$\log\left(\binom{n}{x} \pi^x (1-\pi)^{n-x}\right)=x\log \pi + (n-x)\log(1-\pi)\;\;?$

Question

$$\log\left(\binom{n}{x} \pi^x (1-\pi)^{n-x}\right)=x \log \pi + (n-x)\log(1-\pi)$$ this is what i have.

i dont understand how $\binom{n}{x}$ disappears, but the rest is fine.

I tried this, but it is getting complicated. Is there some way I can do things like this quickly and at the first glance?

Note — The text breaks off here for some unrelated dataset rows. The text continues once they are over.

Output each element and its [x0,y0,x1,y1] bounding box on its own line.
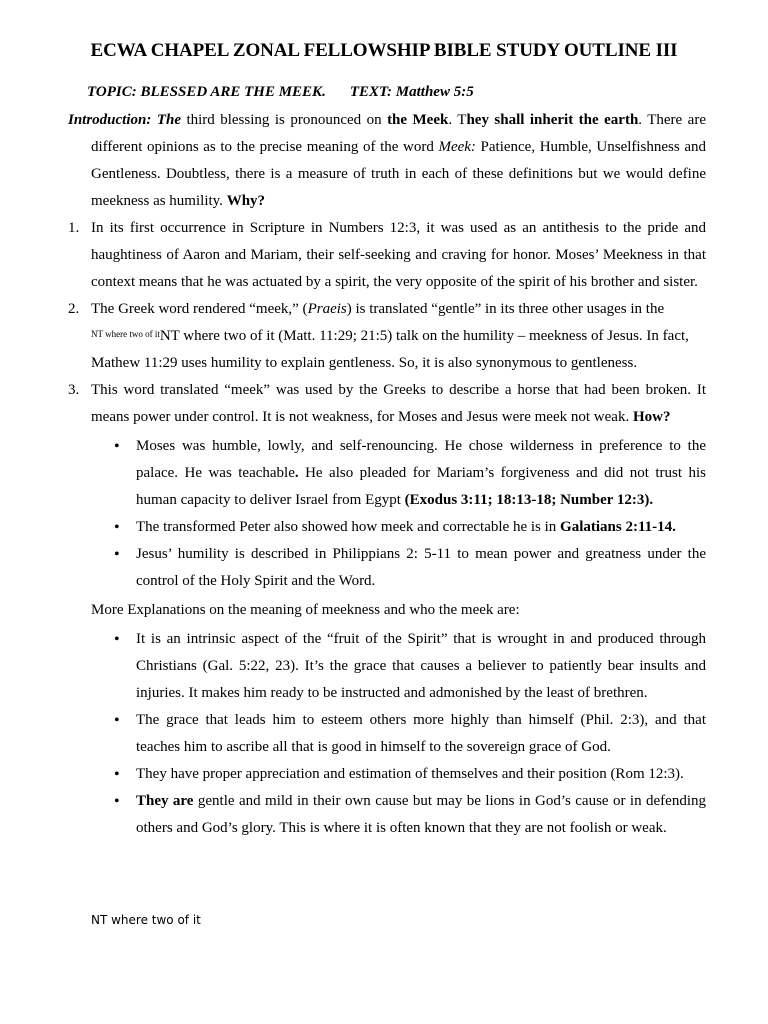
text-reference: TEXT: Matthew 5:5 [349,84,474,100]
point-number: 3. [68,382,80,398]
list-item [136,707,706,761]
bullet-text: They have proper appreciation and estimation of themselves and their position (Rom 12:3). [136,766,684,782]
point-text: NT where two of it (Matt. 11:29; 21:5) talk on the humility – meekness of Jesus. In fact, Mathew 11:29 uses humility to explain gentleness. So, it is also synonymous to gentleness. [91,328,689,371]
bullet-bold: Galatians 2:11-14. [560,519,676,535]
point-number: 2. [68,301,80,317]
document-body [68,107,706,842]
topic-label: TOPIC: BLESSED ARE THE MEEK. [87,84,326,100]
bullet-text: Jesus’ humility is described in Philippians 2: 5-11 to mean power and greatness under the control of the Holy Spirit and the Word. [136,546,706,589]
intro-lead: Introduction: The [68,112,181,128]
point-italic: Praeis [307,301,347,317]
bullet-text: It is an intrinsic aspect of the “fruit of the Spirit” that is wrought in and produced through Christians (Gal. 5:22, 23). It’s the grace that causes a believer to patiently bear insults and injuries. It makes him ready to be instructed and admonished by the least of brethren. [136,631,706,701]
point-text: ) is translated “gentle” in its three other usages in the [346,301,665,317]
topic-line [87,84,474,101]
intro-bold: Why? [226,193,266,209]
more-explanations-heading: More Explanations on the meaning of meekness and who the meek are: [91,602,520,618]
numbered-point-3 [68,377,706,431]
intro-text: Patience, Humble, Unselfishness and Gentleness. Doubtless, there is a measure of truth in each of these definitions but we would define meekness as humility. [91,139,707,209]
meekness-examples-list [68,433,706,595]
bullet-text: gentle and mild in their own cause but may be lions in God’s cause or in defending others and God’s glory. This is where it is often known that they are not foolish or weak. [136,793,706,836]
list-item [136,541,706,595]
intro-italic: Meek: [438,139,476,155]
list-item [136,433,706,514]
intro-bold: the Meek [387,112,449,128]
numbered-point-1 [68,215,706,296]
list-item [136,761,706,788]
bullet-text: The transformed Peter also showed how meek and correctable he is in [136,519,561,535]
numbered-point-2 [68,296,706,377]
point-text: In its first occurrence in Scripture in Numbers 12:3, it was used as an antithesis to the pride and haughtiness of Aaron and Mariam, their self-seeking and craving for honor. Moses’ Meekness in that context means that he was actuated by a spirit, the very opposite of the spirit of his brother and sister. [91,220,706,290]
page-title: ECWA CHAPEL ZONAL FELLOWSHIP BIBLE STUDY OUTLINE III [90,40,678,61]
point-text: This word translated “meek” was used by the Greeks to describe a horse that had been broken. It means power under control. It is not weakness, for Moses and Jesus were meek not weak. [91,382,706,425]
footnote: NT where two of it [91,913,201,927]
intro-text: third blessing is pronounced on [180,112,388,128]
intro-text: . There are different opinions as to the precise meaning of the word [91,112,706,155]
list-item [136,514,706,541]
bullet-text: He also pleaded for Mariam’s forgiveness and did not trust his human capacity to deliver Israel from Egypt [136,465,706,508]
point-bold: How? [632,409,671,425]
point-text: The Greek word rendered “meek,” ( [91,301,308,317]
footnote-reference: NT where two of it [91,329,160,339]
intro-text: . T [448,112,467,128]
point-number: 1. [68,220,80,236]
meekness-explanations-list [68,626,706,842]
bullet-text: The grace that leads him to esteem others more highly than himself (Phil. 2:3), and that teaches him to ascribe all that is good in himself to the sovereign grace of God. [136,712,706,755]
bullet-bold: They are [136,793,194,809]
list-item [136,788,706,842]
bullet-bold: (Exodus 3:11; 18:13-18; Number 12:3). [404,492,654,508]
introduction-paragraph [68,107,706,215]
list-item [136,626,706,707]
intro-bold: hey shall inherit the earth [466,112,639,128]
bullet-bold: . [294,465,299,481]
bullet-text: Moses was humble, lowly, and self-renouncing. He chose wilderness in preference to the palace. He was teachable [136,438,706,481]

$$\begin{align}\log\left(\binom{n}{x}\right) & = \log\left(\dfrac{n!}{x!(n-x)!}\right)\\ \\ & =\log(n!)-\log\left[x!(n-x)!\right] \\ \\ & = \log(n!)-\left[\log(x!)+\log(n-x)!\right] \\ \\ & = \;\; \cdots \end{align}$$

Answer 1

This is only true when $x=0$ or $x=n$. Otherwise the final term does not disappear.

Answer 2

so we use the property

$\log abc=\log a+\log b+\log c$

$\log(\left(\begin{matrix}n \\ x\end{matrix}\right)\pi^x(1-\pi)^{n-x})$

$=\log\left(\begin{matrix}n \\ x\end{matrix}\right)+\log \pi^x+\log(1-\pi)^{n-x}$

$=\log\left(\begin{matrix}n \\ x\end{matrix}\right)+x\log \pi+(n-x)\log(1-\pi)$

$\log\left(\begin{matrix}n \\ x\end{matrix}\right)=\log \Gamma(n+1)-\log\Gamma(x+1)-\log\Gamma(n-x+1)$

Answer 3

$\binom{n}{x}$ does not disappear and the identity does not hold. Try $n=4, x=3, \pi=0.5$, say, to get $\log(1/4)=2\log(1/2)$ on the left and $4\log(1/2)$ on the right.